Regulators are signaling higher expectations for AI supervision, transparency, and documentation. Automation helps, but expert-led oversight remains non-negotiable. Here’s what we covered and what firms should do next.
Our Expert Panel
- Jeff Kern - [Former FINRA/NYSE Regulator] -Regulators will ask how AI decisions are supervised and who is accountable have a clear ownership model and evidence of review.
- Mimi LeGaye - [President, MGL Consulting] - “Automation is not supervision.” Put human expertise around every critical AI output and prove it with artifacts.
- Sid Yenamandra - [CEO, SurgeONE.ai] - Build a single command center that unifies compliance, cybersecurity, and data so your evidence is one click away.
Key takeaways
- AI will face “traditional” controls. Expect exam teams to apply long-standing expectations (books & records, supervision, documentation) to AI-generated outputs from surveillance alerts to marketing reviews.
- Transparency is the test. Firms should be able to explain what an AI tool does, what data it relies on, how results are reviewed, and how exceptions/escalations are handled.
- Expert-led governance wins. Technology must be paired with experienced compliance judgment clear roles, pre-defined thresholds, and evidence that humans can override models.

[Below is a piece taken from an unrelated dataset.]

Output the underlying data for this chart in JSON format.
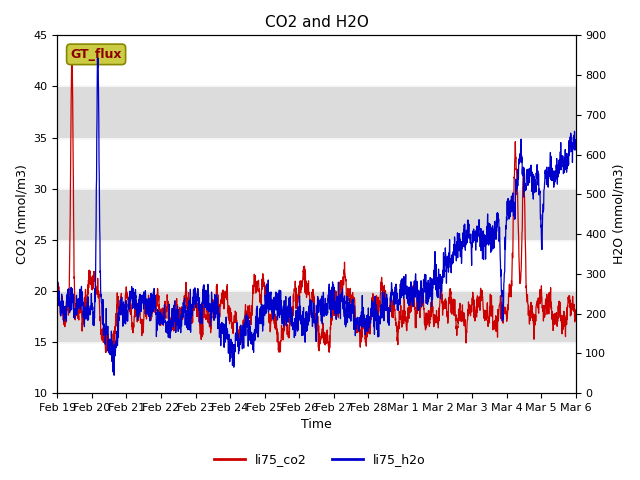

- Documentation is your defense. Map policy → model use → controls → evidence so you can furnish a coherent narrative during exams.
- 2025 = targeted enforcement. Expect focused reviews of disclosures, rollover documentation, conflicts, vendor oversight, and the reliability of the data systems supporting fiduciary obligations.
What this means for 2025 exams
- Supervision framework: Treat AI outputs like any other supervised activity review queues, QC samples, attestation, and timely escalation.
- Model change management: Track versions, parameters, data sources, and approval history; log reasons for overrides.
- Evidence on demand: Be able to reproduce decisions, show audit trails, and export regulator-ready reports quickly.
- Vendor governance: Maintain due diligence files, SLAs, data-handling terms, and contingency plans for third-party AI tools.
Your 10-point readiness checklist
- Inventory all AI/ML use cases (surveillance, marketing review, ops).
- Assign accountable owners; document roles & escalation paths.
- Define acceptable-use policies and data-quality standards.
- Implement review workflows for AI outputs (sampling + SLAs).
- Log model versions, sources, parameters, and approvals.
- Capture override reasons and post-mortems for false positives/negatives.
- Map evidence to rules (SEC/FINRA) and keep export templates ready.
- Validate vendor contracts: security, data rights, audit support.
- Run an exam drill: produce a full AI governance packet in under 48 hours.
- Train staff—compliance + business—on when and how to challenge AI results.